Beitrag  Annabelle Derrington am Mo Feb 18, 2013 11:17 pm

'Was soll er auch anderes sagen? Egal, wie es um ihn bestellt ist, kann er seiner Herrin ja schlecht etwas vorjammern. Mal abgesehen davon, hält ihn ja die Kraft des Blutes an mich gefesselt, so dass ich für ihn immer an erster Stelle kommen werde, vor dem Wunsch nach Weib und Kind. Er ist derart korrumpiert, dass er selbst gar nicht fühlen kann, was eigentlich wichtig für ihn ist oder sein könnte. Er hat genauso wenig eine Wahl wie ich...'
Annabelle sieht ihn aus grossen Augen an, der Blick verschleiert, so als könne sie ihn gar nicht richtig wahrnehmen. 'Ich bin diejenige, die ihm das angetan hat, die ihn hinuntergezogen hat in die Nacht - nur, um seiner Dienste willen. Eigentlich müsste er mich verabscheuen. Aber das kann er ja gar nicht, nicht einmal diese Freiheit hat er.' Fast wie an seiner statt fühlt sie nun die Abscheu und Verachtung vor sich selbst.
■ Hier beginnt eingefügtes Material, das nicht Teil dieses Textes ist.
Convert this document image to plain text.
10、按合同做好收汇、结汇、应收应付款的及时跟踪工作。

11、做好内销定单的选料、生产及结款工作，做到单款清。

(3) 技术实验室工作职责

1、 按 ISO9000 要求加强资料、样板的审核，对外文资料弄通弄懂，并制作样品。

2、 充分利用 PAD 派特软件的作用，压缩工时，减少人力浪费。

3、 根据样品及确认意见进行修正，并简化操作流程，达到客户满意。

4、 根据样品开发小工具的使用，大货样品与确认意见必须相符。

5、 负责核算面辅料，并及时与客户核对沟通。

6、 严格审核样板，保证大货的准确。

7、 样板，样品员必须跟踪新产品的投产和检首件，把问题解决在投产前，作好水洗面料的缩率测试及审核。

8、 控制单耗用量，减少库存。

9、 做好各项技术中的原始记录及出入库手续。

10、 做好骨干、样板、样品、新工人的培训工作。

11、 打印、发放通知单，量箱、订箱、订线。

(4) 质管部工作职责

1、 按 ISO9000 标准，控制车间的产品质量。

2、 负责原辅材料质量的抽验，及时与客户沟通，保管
Sie wendet den Blick wieder hinaus in die Nacht, unfähig diesen Mann, der ihr nun schon so lange zur Seite steht, weiter anzusehen. Auch sprechen kann sie nicht, denn ihre Kehle ist wie zugeschnürt. Ihre ganzes Gesicht ist in der Anspannung, hervorgerufen durch ihre innere Pein, erstarrt. Die Traurigkeit, Abscheu und Selbstverachtung sind in diesem Moment so mächtig, dass es sie physisch schmerzt. Ihr kindlicher Körper ist gänzlich verspannt und verkrampft, und Annabelle hat das Gefühl, sich nie wieder bewegen zu können.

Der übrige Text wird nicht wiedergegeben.